Intergenerational Speak Up Session
St. Charles Borromeo Parish, Skillman, is not holding a separate session for youth but rather inviting youth in the ninth through 12th grades to participate in the parish’s adult Speak Up Session.
“It’s important for young people to hear where people from other generations and backgrounds are coming from and what their hopes are, and then to share their own hopes and perspectives,” said pastor Father Gregory Malovetz.
“If we who are now in a position of being stewards of the Church want to begin sowing the seeds in terms of change, we need to be talking to people who are the future of the Church. The fruit of the conversation will be revealed in how the Church affects those who are its future,” Malovetz said. “And since the model of the synod is gathering a diverse group of people, listening to everyone’s hopes for the Church, and then unifying these hopes, we wanted to follow that model at our parish.”

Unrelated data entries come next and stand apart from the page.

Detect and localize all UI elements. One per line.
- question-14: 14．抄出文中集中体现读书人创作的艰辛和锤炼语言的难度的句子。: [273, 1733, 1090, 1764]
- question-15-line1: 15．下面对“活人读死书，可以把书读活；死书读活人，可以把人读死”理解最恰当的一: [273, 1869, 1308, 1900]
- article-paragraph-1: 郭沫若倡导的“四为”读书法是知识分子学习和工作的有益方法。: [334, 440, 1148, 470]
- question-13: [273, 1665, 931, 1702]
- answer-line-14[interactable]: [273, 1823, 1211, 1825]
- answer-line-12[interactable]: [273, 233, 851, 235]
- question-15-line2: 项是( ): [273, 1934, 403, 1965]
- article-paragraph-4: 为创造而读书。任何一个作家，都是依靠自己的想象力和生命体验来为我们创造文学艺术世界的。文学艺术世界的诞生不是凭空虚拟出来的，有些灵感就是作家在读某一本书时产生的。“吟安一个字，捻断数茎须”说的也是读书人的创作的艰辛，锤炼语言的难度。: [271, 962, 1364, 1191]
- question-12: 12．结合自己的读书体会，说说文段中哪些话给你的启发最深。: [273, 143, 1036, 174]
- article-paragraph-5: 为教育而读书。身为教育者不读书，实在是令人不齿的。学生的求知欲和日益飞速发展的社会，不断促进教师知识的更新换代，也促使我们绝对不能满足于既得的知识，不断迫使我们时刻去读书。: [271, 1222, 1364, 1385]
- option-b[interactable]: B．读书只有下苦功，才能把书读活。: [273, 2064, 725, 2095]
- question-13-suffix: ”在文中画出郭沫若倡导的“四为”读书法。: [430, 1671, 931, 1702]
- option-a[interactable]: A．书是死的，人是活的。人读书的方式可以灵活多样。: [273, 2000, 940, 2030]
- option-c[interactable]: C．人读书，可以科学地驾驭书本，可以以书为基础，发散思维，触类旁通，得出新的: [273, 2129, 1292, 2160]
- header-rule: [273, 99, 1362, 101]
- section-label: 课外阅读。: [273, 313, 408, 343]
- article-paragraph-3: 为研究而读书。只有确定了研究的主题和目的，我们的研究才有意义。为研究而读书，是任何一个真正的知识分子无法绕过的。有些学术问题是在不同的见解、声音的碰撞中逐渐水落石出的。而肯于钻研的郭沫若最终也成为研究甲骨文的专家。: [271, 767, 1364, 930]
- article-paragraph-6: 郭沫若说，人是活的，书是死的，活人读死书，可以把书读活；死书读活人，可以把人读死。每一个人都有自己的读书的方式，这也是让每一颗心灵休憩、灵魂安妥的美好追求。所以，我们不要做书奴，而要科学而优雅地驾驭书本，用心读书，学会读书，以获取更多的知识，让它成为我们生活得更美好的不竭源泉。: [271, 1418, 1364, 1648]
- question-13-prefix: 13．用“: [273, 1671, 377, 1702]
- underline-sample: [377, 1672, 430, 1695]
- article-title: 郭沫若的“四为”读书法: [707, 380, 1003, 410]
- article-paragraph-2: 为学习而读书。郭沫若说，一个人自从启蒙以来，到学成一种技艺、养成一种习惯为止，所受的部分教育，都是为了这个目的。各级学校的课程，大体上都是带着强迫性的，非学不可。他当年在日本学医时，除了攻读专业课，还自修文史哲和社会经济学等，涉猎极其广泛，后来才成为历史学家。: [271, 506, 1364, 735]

Malovetz acknowledged the challenge of structuring a Speak Up Session for people with diverse life experiences and age levels. “But that challenge is overshadowed by the greater good of allowing everyone to feel that they are being heard, that different age groups are hearing what their hopes are,” he said.
Father Malovetz added that the parish has a track record of successful intergenerational events for its parishioners, including religious formation sessions. Because of its extensive youth ministry program, with 200 to 300 young people involved in various ministries throughout the year, part of a new 20,000 sq. ft. addition to the church is devoted to facilities for youth ministry program.
St. Charles Borromeo’s adult/youth Speak Up Session will take place Feb. 2 at 7:30 p.m.